Last week (31 August), bakery equipment company, Bakers Basco, announced it had won a ‘major victory’ against criminals who steal its bread baskets and dollies (wheeled trolleys for moving the baskets around).

plastics
Bakers Basco’s baskets and dollies

After reports of equipment being stolen from various customers in and around Birmingham, the company deployed GPS-equipped decoy items to track the missing equipment.

Equipment

According to the company, on two separate occasions, its equipment was removed without permission, and was then tracked via a recycling unit in the Midlands, before ending up at a plastics recycler west of the Midlands.

Bakers Basco attended the site accompanied by police, where they discovered “a substantial amount of equipment, worth thousands of pounds.” Further visits recovered yet more equipment in Birmingham.

According to the company, the owner of the plastics recycling site – which has not been named – was served with appropriate documentation and a charge for the location and recovery of the equipment.

Judgement

After failing to respond, matters were escalated and culminated in a county court judgment for £6,438.45, representing the original claimed damages plus interest and court costs.

Bakers Basco said its team is now working with different police forces to pursue the various people involved in stealing the company’s property through the courts.

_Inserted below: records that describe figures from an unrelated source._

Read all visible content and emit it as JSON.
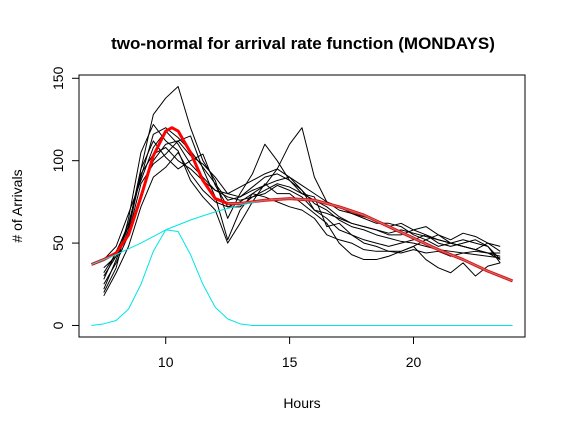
{
  "chart_data": {
    "type": "line",
    "title": "two-normal for arrival rate function (MONDAYS)",
    "xlabel": "Hours",
    "ylabel": "# of Arrivals",
    "xlim": [
      6.5,
      24.5
    ],
    "ylim": [
      -7,
      152
    ],
    "xticks": [
      10,
      15,
      20
    ],
    "yticks": [
      0,
      50,
      100,
      150
    ],
    "grid": false,
    "legend": "none",
    "colors": {
      "observed": "#000000",
      "total_fit": "#ff0000",
      "overlay_fit": "#b07070",
      "components": "#00e5e5",
      "axes": "#000000"
    },
    "series": [
      {
        "x": [
          7.5,
          8.0,
          8.5,
          9.0,
          9.5,
          10.0,
          10.5,
          11.0,
          11.5,
          12.0,
          12.5,
          13.0,
          13.5,
          14.0,
          14.5,
          15.0,
          15.5,
          16.0,
          16.5,
          17.0,
          17.5,
          18.0,
          18.5,
          19.0,
          19.5,
          20.0,
          20.5,
          21.0,
          21.5,
          22.0,
          22.5,
          23.0,
          23.5
        ],
        "values": [
          40,
          48,
          68,
          88,
          108,
          118,
          110,
          98,
          90,
          82,
          80,
          78,
          82,
          85,
          88,
          90,
          82,
          70,
          68,
          65,
          62,
          60,
          58,
          55,
          55,
          58,
          55,
          52,
          50,
          48,
          46,
          44,
          42
        ]
      },
      {
        "x": [
          7.5,
          8.0,
          8.5,
          9.0,
          9.5,
          10.0,
          10.5,
          11.0,
          11.5,
          12.0,
          12.5,
          13.0,
          13.5,
          14.0,
          14.5,
          15.0,
          15.5,
          16.0,
          16.5,
          17.0,
          17.5,
          18.0,
          18.5,
          19.0,
          19.5,
          20.0,
          20.5,
          21.0,
          21.5,
          22.0,
          22.5,
          23.0,
          23.5
        ],
        "values": [
          30,
          42,
          60,
          95,
          128,
          138,
          145,
          120,
          100,
          88,
          65,
          80,
          92,
          110,
          100,
          88,
          80,
          78,
          60,
          62,
          55,
          50,
          48,
          45,
          45,
          48,
          52,
          55,
          50,
          48,
          46,
          50,
          48
        ]
      },
      {
        "x": [
          7.5,
          8.0,
          8.5,
          9.0,
          9.5,
          10.0,
          10.5,
          11.0,
          11.5,
          12.0,
          12.5,
          13.0,
          13.5,
          14.0,
          14.5,
          15.0,
          15.5,
          16.0,
          16.5,
          17.0,
          17.5,
          18.0,
          18.5,
          19.0,
          19.5,
          20.0,
          20.5,
          21.0,
          21.5,
          22.0,
          22.5,
          23.0,
          23.5
        ],
        "values": [
          25,
          38,
          55,
          80,
          100,
          110,
          112,
          115,
          95,
          78,
          52,
          70,
          80,
          85,
          95,
          110,
          120,
          90,
          75,
          70,
          68,
          65,
          62,
          62,
          60,
          55,
          52,
          48,
          50,
          52,
          50,
          48,
          40
        ]
      },
      {
        "x": [
          7.5,
          8.0,
          8.5,
          9.0,
          9.5,
          10.0,
          10.5,
          11.0,
          11.5,
          12.0,
          12.5,
          13.0,
          13.5,
          14.0,
          14.5,
          15.0,
          15.5,
          16.0,
          16.5,
          17.0,
          17.5,
          18.0,
          18.5,
          19.0,
          19.5,
          20.0,
          20.5,
          21.0,
          21.5,
          22.0,
          22.5,
          23.0,
          23.5
        ],
        "values": [
          20,
          35,
          65,
          105,
          122,
          112,
          106,
          88,
          78,
          70,
          50,
          62,
          75,
          86,
          80,
          80,
          74,
          68,
          62,
          50,
          43,
          40,
          40,
          42,
          45,
          48,
          40,
          35,
          32,
          38,
          30,
          36,
          38
        ]
      },
      {
        "x": [
          7.5,
          8.0,
          8.5,
          9.0,
          9.5,
          10.0,
          10.5,
          11.0,
          11.5,
          12.0,
          12.5,
          13.0,
          13.5,
          14.0,
          14.5,
          15.0,
          15.5,
          16.0,
          16.5,
          17.0,
          17.5,
          18.0,
          18.5,
          19.0,
          19.5,
          20.0,
          20.5,
          21.0,
          21.5,
          22.0,
          22.5,
          23.0,
          23.5
        ],
        "values": [
          18,
          32,
          48,
          72,
          90,
          96,
          105,
          92,
          82,
          75,
          72,
          72,
          78,
          80,
          85,
          82,
          78,
          70,
          65,
          58,
          55,
          52,
          50,
          48,
          50,
          52,
          55,
          50,
          48,
          50,
          52,
          48,
          38
        ]
      },
      {
        "x": [
          7.5,
          8.0,
          8.5,
          9.0,
          9.5,
          10.0,
          10.5,
          11.0,
          11.5,
          12.0,
          12.5,
          13.0,
          13.5,
          14.0,
          14.5,
          15.0,
          15.5,
          16.0,
          16.5,
          17.0,
          17.5,
          18.0,
          18.5,
          19.0,
          19.5,
          20.0,
          20.5,
          21.0,
          21.5,
          22.0,
          22.5,
          23.0,
          23.5
        ],
        "values": [
          28,
          45,
          60,
          95,
          112,
          102,
          95,
          100,
          104,
          85,
          72,
          75,
          80,
          78,
          75,
          72,
          70,
          65,
          55,
          52,
          50,
          46,
          45,
          45,
          44,
          46,
          44,
          45,
          42,
          44,
          45,
          44,
          44
        ]
      },
      {
        "x": [
          7.5,
          8.0,
          8.5,
          9.0,
          9.5,
          10.0,
          10.5,
          11.0,
          11.5,
          12.0,
          12.5,
          13.0,
          13.5,
          14.0,
          14.5,
          15.0,
          15.5,
          16.0,
          16.5,
          17.0,
          17.5,
          18.0,
          18.5,
          19.0,
          19.5,
          20.0,
          20.5,
          21.0,
          21.5,
          22.0,
          22.5,
          23.0,
          23.5
        ],
        "values": [
          35,
          42,
          56,
          86,
          98,
          104,
          112,
          103,
          98,
          90,
          80,
          84,
          88,
          92,
          95,
          90,
          85,
          80,
          75,
          72,
          68,
          66,
          64,
          60,
          62,
          58,
          60,
          55,
          52,
          56,
          54,
          50,
          45
        ]
      },
      {
        "x": [
          7.5,
          8.0,
          8.5,
          9.0,
          9.5,
          10.0,
          10.5,
          11.0,
          11.5,
          12.0,
          12.5,
          13.0,
          13.5,
          14.0,
          14.5,
          15.0,
          15.5,
          16.0,
          16.5,
          17.0,
          17.5,
          18.0,
          18.5,
          19.0,
          19.5,
          20.0,
          20.5,
          21.0,
          21.5,
          22.0,
          22.5,
          23.0,
          23.5
        ],
        "values": [
          22,
          40,
          58,
          92,
          104,
          108,
          100,
          95,
          88,
          82,
          78,
          76,
          78,
          82,
          86,
          84,
          80,
          76,
          72,
          66,
          62,
          60,
          58,
          56,
          58,
          56,
          54,
          52,
          50,
          48,
          46,
          44,
          40
        ]
      },
      {
        "x": [
          7.5,
          8.0,
          8.5,
          9.0,
          9.5,
          10.0,
          10.5,
          11.0,
          11.5,
          12.0,
          12.5,
          13.0,
          13.5,
          14.0,
          14.5,
          15.0,
          15.5,
          16.0,
          16.5,
          17.0,
          17.5,
          18.0,
          18.5,
          19.0,
          19.5,
          20.0,
          20.5,
          21.0,
          21.5,
          22.0,
          22.5,
          23.0,
          23.5
        ],
        "values": [
          32,
          44,
          62,
          90,
          116,
          120,
          114,
          106,
          96,
          86,
          76,
          78,
          84,
          90,
          92,
          88,
          82,
          74,
          70,
          64,
          60,
          58,
          55,
          53,
          51,
          50,
          48,
          46,
          45,
          44,
          43,
          42,
          41
        ]
      },
      {
        "x": [
          7.0,
          7.5,
          8.0,
          8.5,
          9.0,
          9.5,
          10.0,
          10.25,
          10.5,
          11.0,
          11.5,
          12.0,
          12.5,
          13.0,
          14.0,
          15.0,
          16.0,
          17.0,
          18.0,
          19.0,
          20.0,
          21.0,
          22.0,
          23.0,
          24.0
        ],
        "values": [
          37,
          40,
          44,
          55,
          78,
          103,
          118,
          120,
          118,
          105,
          88,
          77,
          74,
          74,
          76,
          77,
          76,
          72,
          67,
          60,
          53,
          46,
          40,
          33,
          27
        ]
      },
      {
        "x": [
          7.0,
          8.0,
          9.0,
          10.0,
          11.0,
          12.0,
          12.5,
          13.0,
          14.0,
          15.0,
          16.0,
          17.0,
          18.0,
          19.0,
          20.0,
          21.0,
          22.0,
          23.0,
          24.0
        ],
        "values": [
          37,
          43,
          50,
          58,
          64,
          69,
          71,
          73,
          76,
          77,
          76,
          72,
          67,
          60,
          53,
          46,
          40,
          33,
          27
        ]
      },
      {
        "x": [
          7.0,
          7.5,
          8.0,
          8.5,
          9.0,
          9.5,
          10.0,
          10.5,
          11.0,
          11.5,
          12.0,
          12.5,
          13.0,
          13.5,
          14.0,
          15.0,
          16.0,
          17.0,
          18.0,
          19.0,
          20.0,
          21.0,
          22.0,
          23.0,
          24.0
        ],
        "values": [
          0,
          1,
          3,
          10,
          25,
          45,
          58,
          57,
          43,
          25,
          11,
          4,
          1,
          0,
          0,
          0,
          0,
          0,
          0,
          0,
          0,
          0,
          0,
          0,
          0
        ]
      }
    ]
  }
}
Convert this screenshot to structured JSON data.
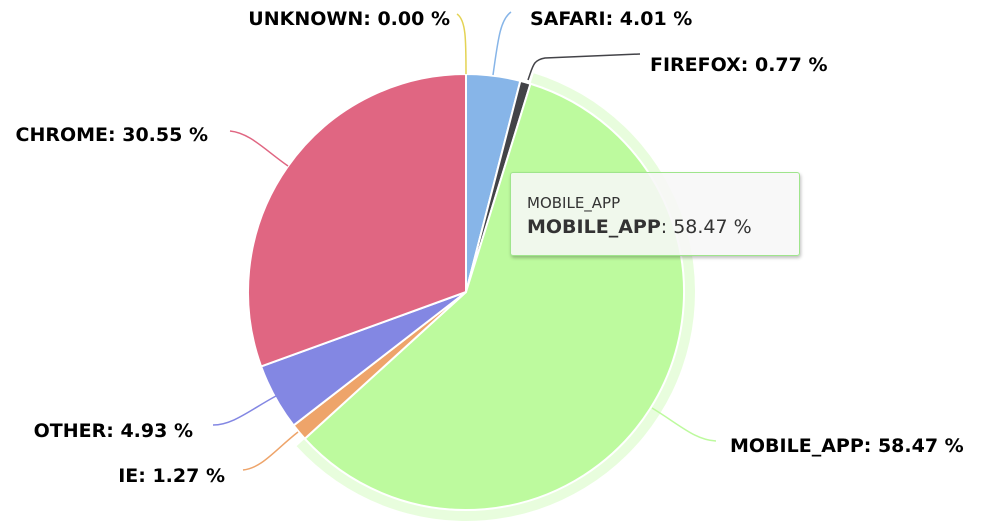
{
  "chart_data": {
    "type": "pie",
    "unit": "%",
    "slices": [
      {
        "name": "UNKNOWN",
        "value": 0.0,
        "label": "UNKNOWN: 0.00 %",
        "color": "#e4d354"
      },
      {
        "name": "SAFARI",
        "value": 4.01,
        "label": "SAFARI: 4.01 %",
        "color": "#87b5e8"
      },
      {
        "name": "FIREFOX",
        "value": 0.77,
        "label": "FIREFOX: 0.77 %",
        "color": "#434348"
      },
      {
        "name": "MOBILE_APP",
        "value": 58.47,
        "label": "MOBILE_APP: 58.47 %",
        "color": "#bdfa9e",
        "hovered": true
      },
      {
        "name": "IE",
        "value": 1.27,
        "label": "IE: 1.27 %",
        "color": "#eea46a"
      },
      {
        "name": "OTHER",
        "value": 4.93,
        "label": "OTHER: 4.93 %",
        "color": "#8387e3"
      },
      {
        "name": "CHROME",
        "value": 30.55,
        "label": "CHROME: 30.55 %",
        "color": "#e06682"
      }
    ],
    "start_angle": "top, clockwise"
  },
  "tooltip": {
    "header": "MOBILE_APP",
    "series_name": "MOBILE_APP",
    "value": "58.47 %",
    "border_color": "#9fe58c"
  }
}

Steve Millward, general manager, Bakers Basco, said: “Usually, when our equipment go missing, it’s because someone, like a small baker or retailer, has ‘borrowed’ it without permission. In this case, the defendants were stealing our equipment and recycling them for the value of the raw materials.”

Mr Millward added: “When people steal it like this, the bakeries that pay to license our equipment, the retailers that sell their loaves and the shoppers who rely on them for their daily bread all end up paying extra for the actions of a small number of greedy criminals.”